Thiru C. Jacob absented from attending duties without
proper leave application. He has taken up private
employment without prior permission which is against
Government Servants’ Conduct Rules and he has not
turned up for duty in time. He has absconded from duty
from 1.11.1980 to 4.5.2000 without intimating the
reasons for absenting himself. As he has completely
absconded from duty his name did not find a place in
the list of officers and staff transferred to the new
Department of Geology and Mining vide GO Ms.
No.1/Industries (SIA 2) Department dated 15.3.1989
from the erstwhile State Geology Branch of the
Department of Industries and Commerce.

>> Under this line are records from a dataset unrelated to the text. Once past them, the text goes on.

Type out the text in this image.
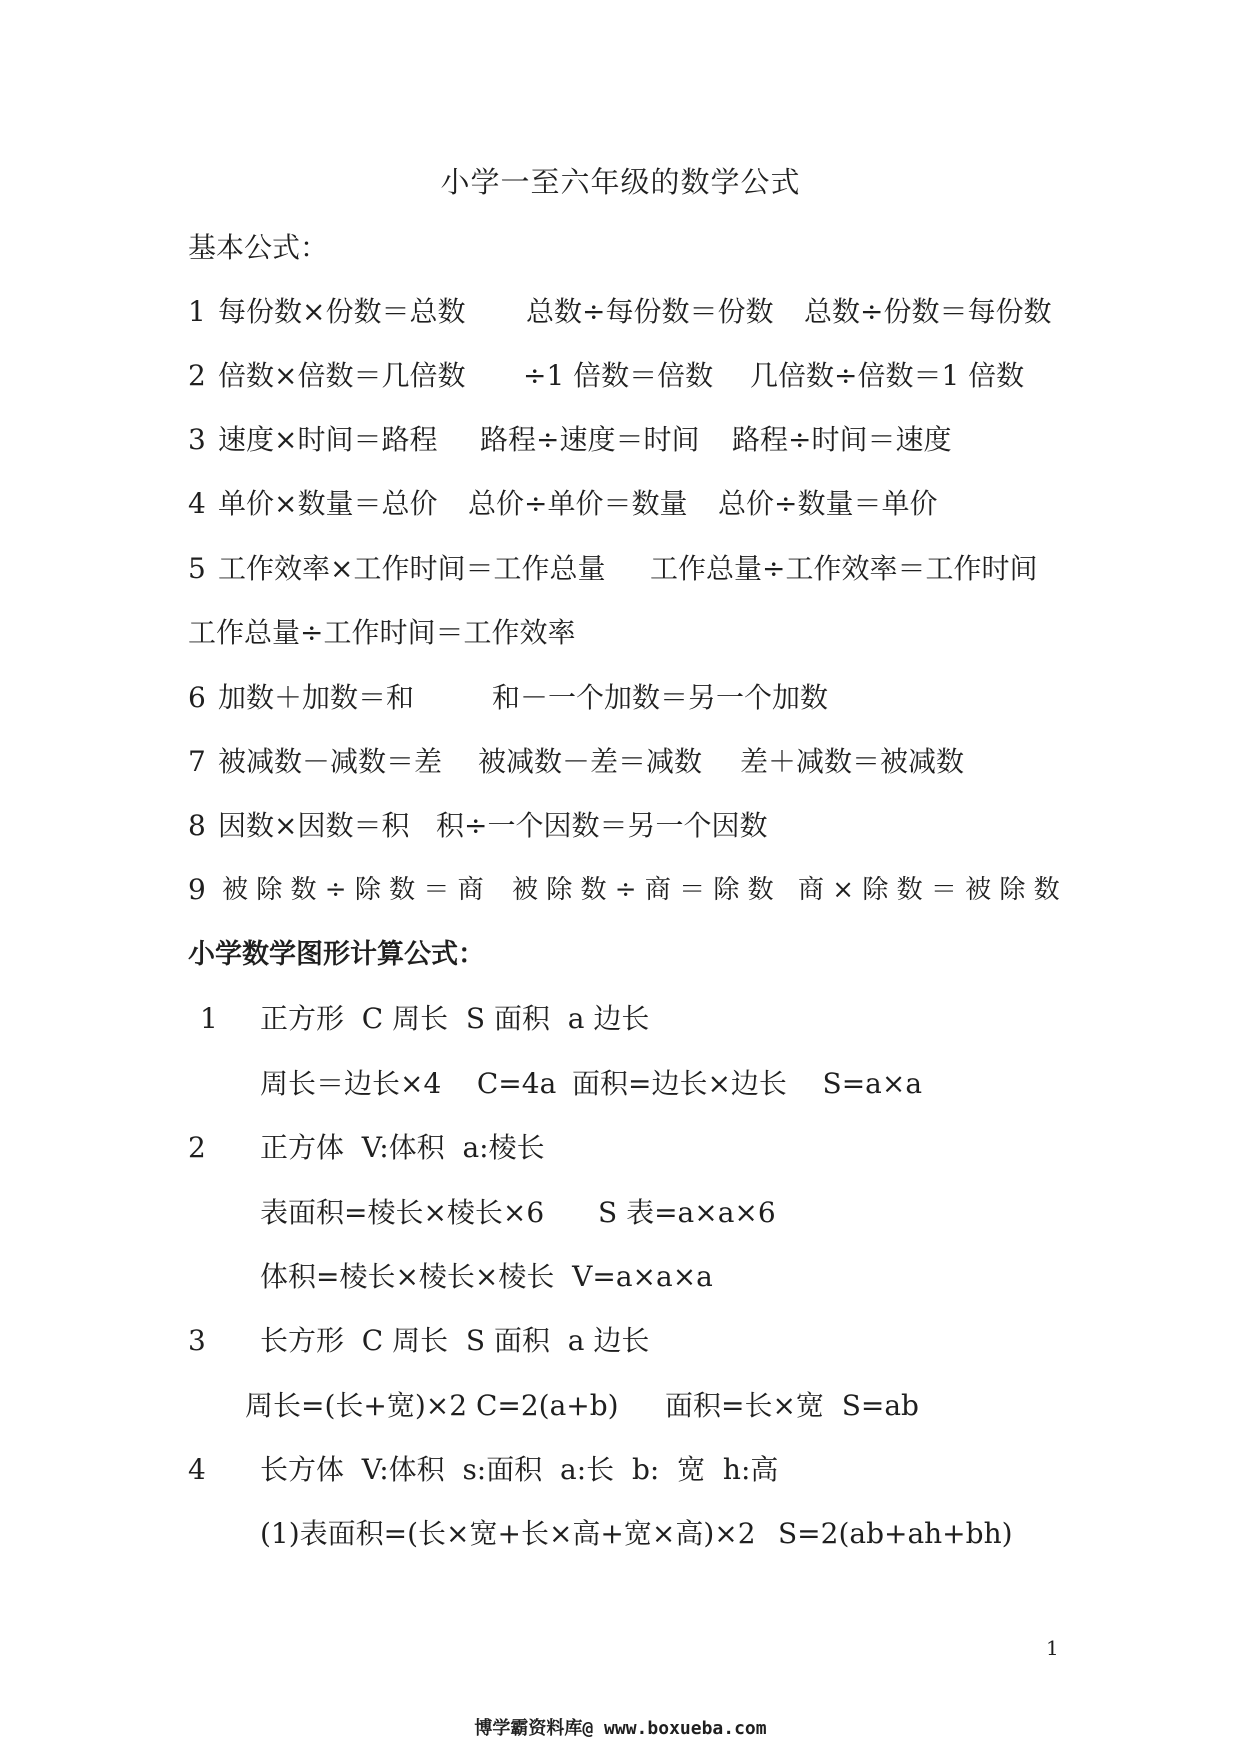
小学一至六年级的数学公式
基本公式：
1 每份数×份数＝总数 总数÷每份数＝份数 总数÷份数＝每份数
2 倍数×倍数＝几倍数 ÷1 倍数＝倍数 几倍数÷倍数＝1 倍数
3 速度×时间＝路程 路程÷速度＝时间 路程÷时间＝速度
4 单价×数量＝总价 总价÷单价＝数量 总价÷数量＝单价
5 工作效率×工作时间＝工作总量 工作总量÷工作效率＝工作时间
工作总量÷工作时间＝工作效率
6 加数＋加数＝和	和－一个加数＝另一个加数
7 被减数－减数＝差 被减数－差＝减数 差＋减数＝被减数
8 因数×因数＝积 积÷一个因数＝另一个因数
9 被 除 数 ÷ 除 数 ＝ 商 被 除 数 ÷ 商 ＝ 除 数 商 × 除 数 ＝ 被 除 数
小学数学图形计算公式：
1 正方形  C 周长  S 面积  a 边长
周长＝边长×4    C=4a 面积=边长×边长    S=a×a
2 正方体  V:体积  a:棱长
表面积=棱长×棱长×6 S 表=a×a×6
体积=棱长×棱长×棱长  V=a×a×a
3 长方形  C 周长  S 面积  a 边长
周长=(长+宽)×2 C=2(a+b) 面积=长×宽  S=ab
4 长方体  V:体积  s:面积  a:长  b:  宽  h:高
(1)表面积=(长×宽+长×高+宽×高)×2 S=2(ab+ah+bh)
1
博学霸资料库@ www.boxueba.com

This clearly
bring to light that the applicant was not considered
as a regular employee of the Department of Industries
and Commerce as he has not followed the relevant rules
and absented from attending duties without proper
leave application.
Thiru C. Jacob has not produced the second and
subsequent pages of the memo issued to him by the
State Geologist, Madras in RC NO.19093/E2/80 dated
8.7.1982 for perusal. It is evident from the available
records that the individual stayed away from duty
without any information to the office and taken up
private employment without prior permission.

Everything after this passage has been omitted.